For a general phenotypic description and a discussion of genetic heterogeneity of Meier-Gorlin syndrome, see 224690.

Clinical Features

Lacombe et al. (1994) reported 5 patients, including a brother and sister, who had short stature, very small external ears, cryptorchidism in males, and various bone defects including absent or nonossified patellae, femoral asymmetry, coxa valga, abnormal ribs, sacral hypoplasia, skull defect, and abnormal development of sternum. All of the patients had similar facies, with marked micrognathia. The sibs were born to second-cousin Turkish Kurd parents and had 1 healthy sib. At 7 years of age, the brother had marked growth retardation, whereas his 6-year-old sister had only mild growth retardation.

On follow-up of the Turkish Kurd family reported by Lacombe et al. (1994), Bicknell et al. (2011) noted that the brother and sister and another affected brother all had microtia, and the sister and 1 brother had abnormally formed ears; the sister and 1 brother had absent patellae, whereas the other brother had hypoplasia of the patellae. In addition, the sister had hypoplasia of the mammary glands.

Shalev (2007) described 3 fetuses from 3 consecutive pregnancies of first-cousin Ashkenazi Jewish parents. The fetuses exhibited abnormal nuchal translucency; growth restriction; small flat ears; dislocation of the knees, with patellar aplasia noted in 1; gracile bones; clubfeet; and abnormal growth of other skeletal components, in particular shortening of the femurs, small thorax, and hypoplastic mandible.

Molecular Genetics

In 3 sibs with Meier-Gorlin syndrome from a consanguineous Turkish Kurd family reported by Lacombe et al. (1994), Bicknell et al. (2011) identified compound heterozygosity for a 2-bp deletion and a missense mutation in the ORC6 gene (607213.0001 and 607213.0002).
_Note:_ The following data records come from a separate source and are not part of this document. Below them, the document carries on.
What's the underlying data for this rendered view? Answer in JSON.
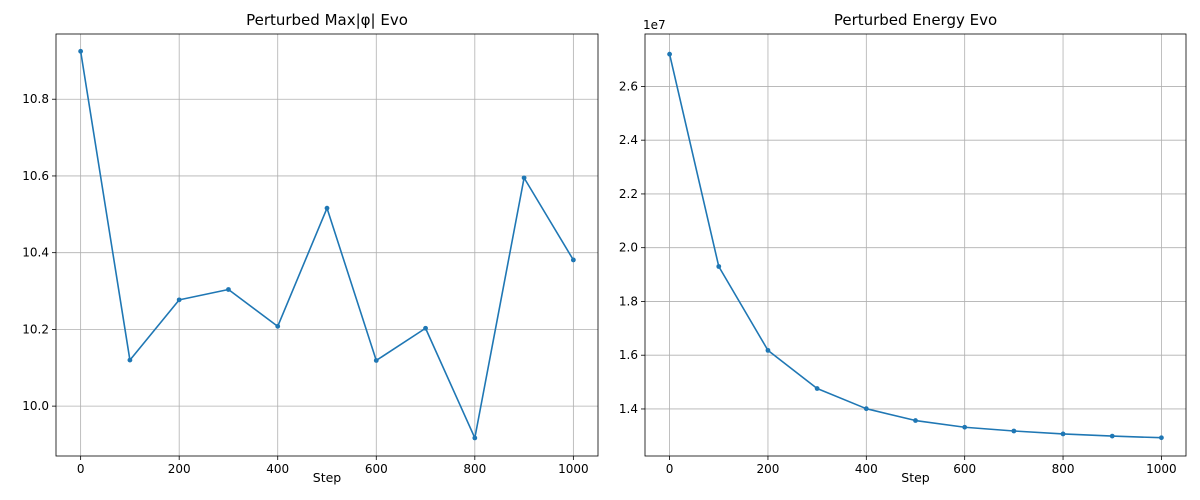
{
  "chart_data": [
    {
      "type": "line",
      "title": "Perturbed Max|φ| Evo",
      "xlabel": "Step",
      "ylabel": "",
      "x": [
        0,
        100,
        200,
        300,
        400,
        500,
        600,
        700,
        800,
        900,
        1000
      ],
      "series": [
        {
          "values": [
            10.925,
            10.12,
            10.277,
            10.304,
            10.208,
            10.516,
            10.119,
            10.203,
            9.917,
            10.595,
            10.381
          ]
        }
      ],
      "xlim": [
        -50,
        1050
      ],
      "ylim": [
        9.87,
        10.97
      ],
      "xticks": [
        0,
        200,
        400,
        600,
        800,
        1000
      ],
      "yticks": [
        10.0,
        10.2,
        10.4,
        10.6,
        10.8
      ],
      "ytick_labels": [
        "10.0",
        "10.2",
        "10.4",
        "10.6",
        "10.8"
      ],
      "grid": true,
      "color": "#1f77b4"
    },
    {
      "type": "line",
      "title": "Perturbed Energy Evo",
      "xlabel": "Step",
      "ylabel": "",
      "offset_label": "1e7",
      "x": [
        0,
        100,
        200,
        300,
        400,
        500,
        600,
        700,
        800,
        900,
        1000
      ],
      "series": [
        {
          "values": [
            27200000,
            19300000,
            16180000,
            14760000,
            14010000,
            13570000,
            13320000,
            13180000,
            13070000,
            12990000,
            12930000
          ]
        }
      ],
      "xlim": [
        -50,
        1050
      ],
      "ylim": [
        12250000,
        27950000
      ],
      "xticks": [
        0,
        200,
        400,
        600,
        800,
        1000
      ],
      "yticks": [
        14000000,
        16000000,
        18000000,
        20000000,
        22000000,
        24000000,
        26000000
      ],
      "ytick_labels": [
        "1.4",
        "1.6",
        "1.8",
        "2.0",
        "2.2",
        "2.4",
        "2.6"
      ],
      "grid": true,
      "color": "#1f77b4"
    }
  ]
}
De Munnik et al. (2012) reported 4 patients with Meier-Gorlin syndrome who were compound heterozygous for a missense and a splice site mutation in the ORC6 gene (607213.0003-607213.0004). The authors noted that 1 of the patients had microtia and short stature but no patellar abnormalities, and 1 exhibited conductive hearing loss.

In 2 affected fetuses and 3 unaffected individuals from an Ashkenazi Jewish family originally described by Shalev (2007), Shalev et al. (2015) performed exome analysis and identified homozygosity for a 4-bp deletion in the ORC6 gene in the 2 patients (607213.0005). The mutation was present in heterozygosity in the first-cousin parents and in 2 healthy sisters, and was not found in the ExAC database. Shalev et al. (2015) noted that in contrast to the previously reported relatively mild ORC6-associated MGORS phenotype, these patients with homozygous null mutations in the ORC6 gene exhibited severely abnormal embryologic development, expanding the clinical phenotype and suggesting a genotype-phenotype correlation in this disease.